The data needed a bit of cleanup before it was ready to analyze. Baseball Reference includes some extra rows in its tables, like repeated headers and a league average summary row, so those were removed first. Since rvest reads everything as text, all the stat columns had to be converted to numbers so R could actually work with them. K% and BB% were also calculated manually by dividing strikeout and walk totals by batters faced, since Baseball Reference doesn’t include those directly. Lastly, any rows with missing values in key columns were dropped to keep the analysis clean.

MLB Average Strikeouts Per 9 Innings (2015-2024)

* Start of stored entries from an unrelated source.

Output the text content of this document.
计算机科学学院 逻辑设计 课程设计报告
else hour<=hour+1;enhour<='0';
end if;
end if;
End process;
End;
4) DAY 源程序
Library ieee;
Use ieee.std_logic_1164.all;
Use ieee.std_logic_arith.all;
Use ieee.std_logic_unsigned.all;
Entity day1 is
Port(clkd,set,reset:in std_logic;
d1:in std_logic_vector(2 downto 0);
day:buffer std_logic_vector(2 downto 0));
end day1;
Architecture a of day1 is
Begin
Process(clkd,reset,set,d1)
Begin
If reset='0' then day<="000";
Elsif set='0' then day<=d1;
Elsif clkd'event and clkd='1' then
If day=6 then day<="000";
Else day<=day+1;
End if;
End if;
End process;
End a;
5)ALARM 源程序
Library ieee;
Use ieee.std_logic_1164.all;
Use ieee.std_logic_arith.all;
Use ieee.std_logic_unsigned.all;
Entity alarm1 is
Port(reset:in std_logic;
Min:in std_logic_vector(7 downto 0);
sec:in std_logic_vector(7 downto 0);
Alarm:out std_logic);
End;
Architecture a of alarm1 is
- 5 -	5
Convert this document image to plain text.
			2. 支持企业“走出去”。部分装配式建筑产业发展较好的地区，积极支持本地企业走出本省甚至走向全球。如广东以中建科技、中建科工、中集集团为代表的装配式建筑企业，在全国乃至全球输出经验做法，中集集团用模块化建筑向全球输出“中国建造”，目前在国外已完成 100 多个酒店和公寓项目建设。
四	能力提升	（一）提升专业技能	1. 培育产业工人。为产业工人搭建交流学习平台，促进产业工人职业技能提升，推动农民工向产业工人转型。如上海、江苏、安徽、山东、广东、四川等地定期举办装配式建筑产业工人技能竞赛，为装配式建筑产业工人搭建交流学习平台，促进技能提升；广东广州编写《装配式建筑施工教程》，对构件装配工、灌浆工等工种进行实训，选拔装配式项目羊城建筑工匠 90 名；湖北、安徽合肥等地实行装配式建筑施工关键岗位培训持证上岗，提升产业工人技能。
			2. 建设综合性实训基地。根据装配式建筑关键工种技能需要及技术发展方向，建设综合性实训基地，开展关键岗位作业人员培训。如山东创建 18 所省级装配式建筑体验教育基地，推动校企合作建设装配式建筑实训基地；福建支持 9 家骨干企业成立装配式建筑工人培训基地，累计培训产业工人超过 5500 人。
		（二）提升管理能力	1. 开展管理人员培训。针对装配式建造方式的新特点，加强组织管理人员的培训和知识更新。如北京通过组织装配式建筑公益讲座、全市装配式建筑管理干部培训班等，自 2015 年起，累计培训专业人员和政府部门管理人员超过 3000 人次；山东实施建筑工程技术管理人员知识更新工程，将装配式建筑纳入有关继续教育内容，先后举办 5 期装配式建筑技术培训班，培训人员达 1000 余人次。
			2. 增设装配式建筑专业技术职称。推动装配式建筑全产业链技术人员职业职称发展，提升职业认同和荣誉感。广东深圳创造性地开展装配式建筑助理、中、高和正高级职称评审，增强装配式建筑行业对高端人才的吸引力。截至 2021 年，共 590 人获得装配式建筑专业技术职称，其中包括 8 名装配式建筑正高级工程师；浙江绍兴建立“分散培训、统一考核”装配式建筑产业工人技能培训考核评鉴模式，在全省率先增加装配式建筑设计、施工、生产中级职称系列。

This graph is looking at the average strikeouts per 9 innings metric for each season. We can see that from 2015-2020, this metric has skyrocketed, then lowered a touch up until 2024. Looking at that 2020 number, it worth noting that the 2020 season had only 60 games due to COVID, instead of the normal 162. This may be why that number is so inflated.

Conclusion

So what does all of this tell us? The data makes a pretty compelling case that the rise in strikeouts across MLB is not a coincidence, it is the direct result of pitchers fundamentally changing how they attack hitters. Fastball usage has been steadily declining while breaking balls and offspeed pitches have taken up a larger share of pitch arsenals, and those pitch types consistently generate more swings and misses than fastballs do. Whiff rate proved to be a strong predictor of strikeout rate, meaning that as pitchers throw more pitches that hitters can’t make contact with, strikeouts naturally follow. The Baseball Reference data ties it all together, showing that SO9 has been climbing at the team level for a decade. What started as a hunch turned out to be backed up pretty clearly by the numbers. Pitchers have figured out that breaking balls get outs, and until hitters find an answer, strikeouts are probably not going anywhere.